Amazon Elastic MapReduce

Based on Hadoop, MapReduce equips users with potent distributed data-processing tools

Comments

A review step follows. Once you approve your configuration, your job is launched, and you return to the Job Flows page where the job's progress is monitored. When the job completes, your output data will be stored in the S3 bucket you specified.

Users repelled by Web-based graphical management consoles (such as the AWS Management Console) will be happy to discover that Elastic MapReduce can be powered by a command-line interface. This interface executes in the Ruby programming language (a free download) and provides a single command that sports a battalion of parameters. You can create job flows, define inputs, specify map and reduce functions, and generally do anything covered in the AWS management console.

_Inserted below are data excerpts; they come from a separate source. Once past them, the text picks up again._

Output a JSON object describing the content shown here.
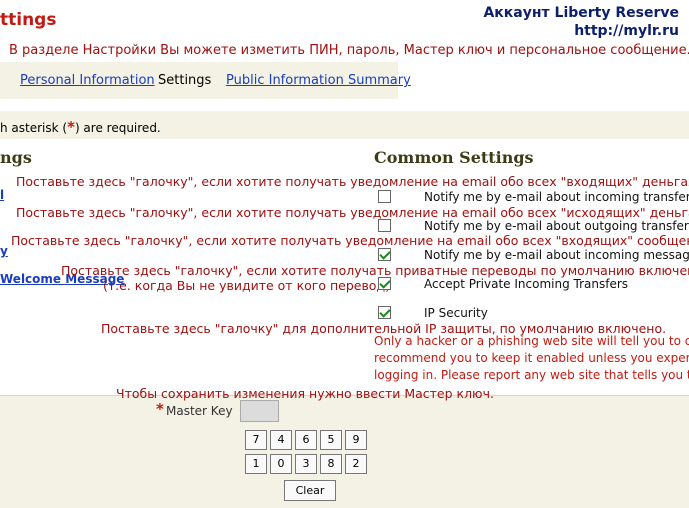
{
  "header": {
    "title": "ttings",
    "account_line1": "Аккаунт Liberty Reserve",
    "account_line2": "http://mylr.ru"
  },
  "intro_text": "В разделе Настройки Вы можете изметить ПИН, пароль, Мастер ключ и персональное сообщение.",
  "tabs": [
    {
      "label": "Personal Information",
      "active": false
    },
    {
      "label": "Settings",
      "active": true
    },
    {
      "label": "Public Information Summary",
      "active": false
    }
  ],
  "required_note": {
    "prefix": "h asterisk (",
    "star": "*",
    "suffix": ") are required."
  },
  "left_section": {
    "heading": "ngs",
    "link_fragment_1": "l",
    "link_fragment_2": "y",
    "welcome_link": "Welcome Message"
  },
  "common_settings": {
    "heading": "Common Settings",
    "hints": {
      "incoming_transfers": "Поставьте здесь \"галочку\", если хотите получать уведомление на email обо всех \"входящих\" деньгах",
      "outgoing_transfers": "Поставьте здесь \"галочку\", если хотите получать уведомление на email обо всех \"исходящих\" деньгах",
      "incoming_messages": "Поставьте здесь \"галочку\", если хотите получать уведомление на email обо всех \"входящих\" сообщениях",
      "private_transfers_1": "Поставьте здесь \"галочку\", если хотите получать приватные переводы по умолчанию включено",
      "private_transfers_2": "(т.е. когда Вы не увидите от кого перевод)",
      "ip_security": "Поставьте здесь \"галочку\" для дополнительной IP защиты, по умолчанию включено."
    },
    "options": [
      {
        "label": "Notify me by e-mail about incoming transfers",
        "checked": false
      },
      {
        "label": "Notify me by e-mail about outgoing transfers",
        "checked": false
      },
      {
        "label": "Notify me by e-mail about incoming messages",
        "checked": true
      },
      {
        "label": "Accept Private Incoming Transfers",
        "checked": true
      },
      {
        "label": "IP Security",
        "checked": true
      }
    ],
    "warning_lines": [
      "Only a hacker or a phishing web site will tell you to dis",
      "recommend you to keep it enabled unless you experien",
      "logging in. Please report any web site that tells you to"
    ]
  },
  "master_key": {
    "save_hint": "Чтобы сохранить изменения нужно ввести Мастер ключ.",
    "star": "*",
    "label": "Master Key",
    "value": "",
    "keypad_row1": [
      "7",
      "4",
      "6",
      "5",
      "9"
    ],
    "keypad_row2": [
      "1",
      "0",
      "3",
      "8",
      "2"
    ],
    "clear_label": "Clear"
  },
  "colors": {
    "accent_red": "#c41a12",
    "hint_red": "#a01010",
    "link_blue": "#1a3dbd",
    "panel_beige": "#f3f2e4",
    "heading_olive": "#3d3b16",
    "account_navy": "#0c1f6c"
  }
}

Personal distributed computing

Setting up an Amazon Elastic MapReduce job flow is remarkably easy. New users should run one of the supplied example applications to familiarize themselves with the complete process. I would also recommend setting the optional parameter for generating log files. The resulting logs are comprehensive and can be confusing if you're new to Hadoop, but they helped me track down repeated failures in my first attempts.

Amazon claims to have tweaked the behavior of its implementation of Hadoop to work optimally with S3. Amazon was guarded about the details of this tweaking, so we'll have to take the company at its word as to the benefits of the optimizations. Nevertheless, if you have a large-scale distributed processing problem but a small-scale budget, you should familiarize yourself with Hadoop, then take Amazon's Elastic MapReduce for a spin.